Perhaps if you really wanted to close down a school that was overall pretty good but had one problem you could try to use the law as justification, but the law simply does not require this and is pretty specific that the interventions have to be tied to the causes of the problem. So you’d be on pretty shaky ground trying to close a school doing a “reasonable job” because one subgroup of students wasn’t making “adequate yearly progress.” In any event, despite the fact that states are not currently erring on the side of intervening in too many schools, the prospect apparently keeps Dillon up nights.

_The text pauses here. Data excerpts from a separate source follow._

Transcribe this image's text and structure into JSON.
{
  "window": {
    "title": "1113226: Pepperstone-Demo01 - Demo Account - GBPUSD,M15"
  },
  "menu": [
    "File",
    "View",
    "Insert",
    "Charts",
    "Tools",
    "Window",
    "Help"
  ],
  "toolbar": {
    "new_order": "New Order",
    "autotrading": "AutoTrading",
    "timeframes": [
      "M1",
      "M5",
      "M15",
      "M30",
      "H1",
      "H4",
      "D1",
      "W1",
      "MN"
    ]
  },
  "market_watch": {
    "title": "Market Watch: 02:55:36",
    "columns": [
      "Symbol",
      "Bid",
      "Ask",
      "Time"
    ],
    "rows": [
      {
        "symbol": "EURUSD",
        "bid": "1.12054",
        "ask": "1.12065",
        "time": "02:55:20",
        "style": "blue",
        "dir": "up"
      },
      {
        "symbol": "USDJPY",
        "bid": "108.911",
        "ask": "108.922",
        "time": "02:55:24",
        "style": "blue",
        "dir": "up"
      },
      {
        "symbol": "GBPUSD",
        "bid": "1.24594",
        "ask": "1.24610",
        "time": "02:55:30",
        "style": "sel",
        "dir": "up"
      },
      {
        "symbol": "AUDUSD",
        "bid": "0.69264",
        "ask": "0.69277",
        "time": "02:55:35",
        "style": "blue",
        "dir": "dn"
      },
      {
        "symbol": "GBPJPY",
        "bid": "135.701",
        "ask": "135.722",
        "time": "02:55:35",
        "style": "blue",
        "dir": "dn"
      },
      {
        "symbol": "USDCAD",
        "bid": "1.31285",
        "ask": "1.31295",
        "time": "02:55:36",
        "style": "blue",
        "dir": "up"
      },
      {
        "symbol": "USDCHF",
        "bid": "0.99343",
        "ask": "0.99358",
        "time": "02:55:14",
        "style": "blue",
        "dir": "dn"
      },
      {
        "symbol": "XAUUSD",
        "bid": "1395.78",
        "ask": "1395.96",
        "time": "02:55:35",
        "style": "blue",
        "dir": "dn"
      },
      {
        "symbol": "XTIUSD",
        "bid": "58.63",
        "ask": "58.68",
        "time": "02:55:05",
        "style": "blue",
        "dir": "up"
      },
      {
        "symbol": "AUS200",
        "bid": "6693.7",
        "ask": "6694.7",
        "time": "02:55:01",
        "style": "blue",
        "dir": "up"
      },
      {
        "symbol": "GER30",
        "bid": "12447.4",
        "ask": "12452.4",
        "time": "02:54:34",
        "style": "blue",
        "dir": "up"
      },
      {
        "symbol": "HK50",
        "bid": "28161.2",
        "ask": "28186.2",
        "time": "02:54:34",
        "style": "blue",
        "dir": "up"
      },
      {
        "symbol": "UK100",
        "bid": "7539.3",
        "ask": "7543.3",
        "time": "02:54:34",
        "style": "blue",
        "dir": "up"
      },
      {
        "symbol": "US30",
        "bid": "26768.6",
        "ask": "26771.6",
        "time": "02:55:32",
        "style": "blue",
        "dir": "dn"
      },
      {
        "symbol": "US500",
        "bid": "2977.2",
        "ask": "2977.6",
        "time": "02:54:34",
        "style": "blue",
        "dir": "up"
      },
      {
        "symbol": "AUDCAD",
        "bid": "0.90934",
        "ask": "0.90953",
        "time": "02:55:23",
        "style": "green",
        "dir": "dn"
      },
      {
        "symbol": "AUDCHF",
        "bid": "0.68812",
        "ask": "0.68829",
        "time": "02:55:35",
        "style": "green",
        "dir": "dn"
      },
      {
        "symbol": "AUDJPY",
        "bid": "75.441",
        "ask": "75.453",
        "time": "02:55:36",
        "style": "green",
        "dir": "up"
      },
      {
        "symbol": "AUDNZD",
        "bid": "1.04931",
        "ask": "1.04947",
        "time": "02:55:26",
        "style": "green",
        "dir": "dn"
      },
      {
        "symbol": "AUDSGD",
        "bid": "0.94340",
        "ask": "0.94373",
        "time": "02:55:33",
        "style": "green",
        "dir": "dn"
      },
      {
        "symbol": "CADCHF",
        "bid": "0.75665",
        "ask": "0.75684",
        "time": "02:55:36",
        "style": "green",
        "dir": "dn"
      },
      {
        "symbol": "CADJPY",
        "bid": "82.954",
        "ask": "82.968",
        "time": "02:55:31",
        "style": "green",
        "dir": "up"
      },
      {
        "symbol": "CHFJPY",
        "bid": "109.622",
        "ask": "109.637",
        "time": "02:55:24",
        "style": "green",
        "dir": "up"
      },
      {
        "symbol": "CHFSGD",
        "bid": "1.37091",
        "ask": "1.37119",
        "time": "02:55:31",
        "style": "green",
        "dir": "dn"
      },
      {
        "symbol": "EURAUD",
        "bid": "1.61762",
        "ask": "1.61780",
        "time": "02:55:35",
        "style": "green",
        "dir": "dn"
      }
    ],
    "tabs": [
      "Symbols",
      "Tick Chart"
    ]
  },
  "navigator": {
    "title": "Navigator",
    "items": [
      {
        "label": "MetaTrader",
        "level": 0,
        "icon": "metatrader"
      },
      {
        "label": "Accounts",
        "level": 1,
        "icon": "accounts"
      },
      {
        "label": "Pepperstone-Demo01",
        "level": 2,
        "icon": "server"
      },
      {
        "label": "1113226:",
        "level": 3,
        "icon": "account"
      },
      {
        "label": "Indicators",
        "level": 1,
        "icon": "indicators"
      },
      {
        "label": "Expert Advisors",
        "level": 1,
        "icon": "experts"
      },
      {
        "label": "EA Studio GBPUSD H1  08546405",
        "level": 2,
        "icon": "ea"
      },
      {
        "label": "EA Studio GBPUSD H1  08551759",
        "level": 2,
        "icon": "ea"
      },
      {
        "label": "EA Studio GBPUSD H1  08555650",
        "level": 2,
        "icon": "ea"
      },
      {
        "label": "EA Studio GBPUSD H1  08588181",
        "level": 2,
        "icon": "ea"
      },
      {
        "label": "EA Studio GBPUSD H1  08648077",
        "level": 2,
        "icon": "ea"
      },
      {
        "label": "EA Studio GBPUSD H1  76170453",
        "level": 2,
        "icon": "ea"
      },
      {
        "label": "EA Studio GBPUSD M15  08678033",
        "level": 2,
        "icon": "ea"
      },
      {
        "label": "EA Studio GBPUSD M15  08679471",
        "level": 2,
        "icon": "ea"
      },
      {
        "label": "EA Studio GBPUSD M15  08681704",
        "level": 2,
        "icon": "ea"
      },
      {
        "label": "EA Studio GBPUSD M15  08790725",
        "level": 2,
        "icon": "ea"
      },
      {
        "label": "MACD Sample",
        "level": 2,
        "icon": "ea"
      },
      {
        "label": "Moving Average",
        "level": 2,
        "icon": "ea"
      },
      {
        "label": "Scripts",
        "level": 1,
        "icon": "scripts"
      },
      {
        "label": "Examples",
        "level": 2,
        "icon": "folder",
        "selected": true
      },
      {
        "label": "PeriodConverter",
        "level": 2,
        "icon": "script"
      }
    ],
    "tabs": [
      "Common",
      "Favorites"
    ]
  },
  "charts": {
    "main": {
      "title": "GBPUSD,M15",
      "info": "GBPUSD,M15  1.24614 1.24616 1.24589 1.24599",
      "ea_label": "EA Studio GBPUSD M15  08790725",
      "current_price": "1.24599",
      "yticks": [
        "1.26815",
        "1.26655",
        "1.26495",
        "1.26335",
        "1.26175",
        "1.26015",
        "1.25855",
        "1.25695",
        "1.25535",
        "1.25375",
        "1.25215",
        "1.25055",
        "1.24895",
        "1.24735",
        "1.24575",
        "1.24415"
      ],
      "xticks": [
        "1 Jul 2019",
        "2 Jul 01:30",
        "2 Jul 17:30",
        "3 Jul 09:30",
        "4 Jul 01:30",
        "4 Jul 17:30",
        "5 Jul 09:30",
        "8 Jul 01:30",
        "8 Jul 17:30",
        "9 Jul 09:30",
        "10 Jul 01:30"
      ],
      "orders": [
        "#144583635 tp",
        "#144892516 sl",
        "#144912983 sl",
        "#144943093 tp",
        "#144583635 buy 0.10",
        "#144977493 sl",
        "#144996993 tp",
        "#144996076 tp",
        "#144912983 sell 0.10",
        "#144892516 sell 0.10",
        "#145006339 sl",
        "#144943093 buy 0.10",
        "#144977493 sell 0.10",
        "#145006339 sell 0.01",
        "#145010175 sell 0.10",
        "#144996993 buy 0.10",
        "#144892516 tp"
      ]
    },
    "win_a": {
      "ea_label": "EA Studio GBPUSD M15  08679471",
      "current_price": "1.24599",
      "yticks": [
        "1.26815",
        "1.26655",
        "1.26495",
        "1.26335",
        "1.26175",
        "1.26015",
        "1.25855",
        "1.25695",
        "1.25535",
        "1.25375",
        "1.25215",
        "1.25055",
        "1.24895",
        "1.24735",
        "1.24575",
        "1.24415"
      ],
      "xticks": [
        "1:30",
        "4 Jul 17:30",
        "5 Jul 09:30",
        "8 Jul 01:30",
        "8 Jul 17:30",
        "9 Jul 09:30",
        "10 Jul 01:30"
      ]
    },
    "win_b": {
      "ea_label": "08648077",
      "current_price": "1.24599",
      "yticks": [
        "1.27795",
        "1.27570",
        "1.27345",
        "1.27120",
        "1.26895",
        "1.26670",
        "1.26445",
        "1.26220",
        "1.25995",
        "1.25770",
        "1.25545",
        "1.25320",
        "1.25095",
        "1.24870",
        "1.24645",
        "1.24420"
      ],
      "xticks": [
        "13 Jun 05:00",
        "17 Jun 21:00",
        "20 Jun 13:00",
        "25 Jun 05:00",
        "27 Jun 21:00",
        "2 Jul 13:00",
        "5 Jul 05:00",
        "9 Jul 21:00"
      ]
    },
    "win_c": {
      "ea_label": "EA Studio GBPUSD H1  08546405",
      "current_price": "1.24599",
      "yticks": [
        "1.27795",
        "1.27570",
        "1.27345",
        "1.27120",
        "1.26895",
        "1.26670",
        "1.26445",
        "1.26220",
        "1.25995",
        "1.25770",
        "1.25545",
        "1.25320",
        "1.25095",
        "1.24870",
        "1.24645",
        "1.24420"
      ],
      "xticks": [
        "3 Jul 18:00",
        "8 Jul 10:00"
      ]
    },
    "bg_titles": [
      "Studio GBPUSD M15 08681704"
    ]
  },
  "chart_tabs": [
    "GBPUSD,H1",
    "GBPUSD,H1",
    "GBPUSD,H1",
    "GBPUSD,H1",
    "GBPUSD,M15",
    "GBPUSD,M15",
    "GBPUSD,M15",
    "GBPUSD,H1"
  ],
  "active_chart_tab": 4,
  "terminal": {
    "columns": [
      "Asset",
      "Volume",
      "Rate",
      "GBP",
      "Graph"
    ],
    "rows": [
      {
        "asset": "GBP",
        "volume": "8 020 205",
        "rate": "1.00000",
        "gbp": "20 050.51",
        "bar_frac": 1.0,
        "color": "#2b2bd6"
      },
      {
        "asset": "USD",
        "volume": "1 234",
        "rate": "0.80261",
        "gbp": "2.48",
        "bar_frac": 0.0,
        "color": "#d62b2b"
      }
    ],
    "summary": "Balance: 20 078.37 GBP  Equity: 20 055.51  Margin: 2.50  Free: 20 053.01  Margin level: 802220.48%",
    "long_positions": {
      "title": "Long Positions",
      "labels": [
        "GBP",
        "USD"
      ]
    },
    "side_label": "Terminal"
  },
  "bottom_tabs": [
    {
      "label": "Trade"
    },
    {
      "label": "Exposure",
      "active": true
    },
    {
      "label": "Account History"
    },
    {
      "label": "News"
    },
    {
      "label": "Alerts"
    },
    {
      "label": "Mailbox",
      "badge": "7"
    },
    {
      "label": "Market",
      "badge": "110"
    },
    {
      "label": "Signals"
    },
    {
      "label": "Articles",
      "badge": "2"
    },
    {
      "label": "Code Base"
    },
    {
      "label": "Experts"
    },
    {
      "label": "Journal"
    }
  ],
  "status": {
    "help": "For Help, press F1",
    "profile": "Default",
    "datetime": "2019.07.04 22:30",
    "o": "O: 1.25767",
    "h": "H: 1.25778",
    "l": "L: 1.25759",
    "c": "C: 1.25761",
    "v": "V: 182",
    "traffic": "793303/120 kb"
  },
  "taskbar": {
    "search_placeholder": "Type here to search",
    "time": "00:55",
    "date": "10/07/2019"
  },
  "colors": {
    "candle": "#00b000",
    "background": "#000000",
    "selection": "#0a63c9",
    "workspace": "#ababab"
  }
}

Finally, the politics of the announcement have some folks ticked off, too. Politically, what the announcement itself really amounted to was the Norm Coleman Relief Act. Minnesota likely can’t participate in this pilot and has fought NCLB. But their incumbent Republican Senator is in a tight race, which is the only compelling reason to announce this new policy there of all places. It allows him to say, “what do you mean there is no flexibility in No Child Left Behind, why the Secretary herself was just here to announce…” If Kennedy’s mad and Coleman’s glad, is it really bipartisan?

2 Replies to “Differentiated Day II: The Norm Coleman Relief Act!”

  1. Andy,
    For someone who criticizes ed journos for poor reporting, this is a pretty shoddy post. Why make the announcement in MN? The Gov. has been a vocal supporter of NCLB to his detriment in the state. Norm Coleman, you know, actually is a supporter of the law and has put forward constructive proposals for change. On the other hand, Al Franken, Coleman’s “progressive” Democrat opponent, has essentially called for scrapping the law or making significant changes (I know you read Hoff’s blog). So is it really a stretch to make the announcement in MN considering Pawlenty is a steadfast supporter and Coleman backs the core of NCLB? This was a perfect opportunity for you to push your “progressive” party in the right direction by noting these key points. Instead, you play the party line. Not exactly a hard-hitting analysis of the story. But it’s “all about the kids,” right?


  2. The story’s not really that far off. Aren’t you just mad he doesn’t suck up to you like other reporters?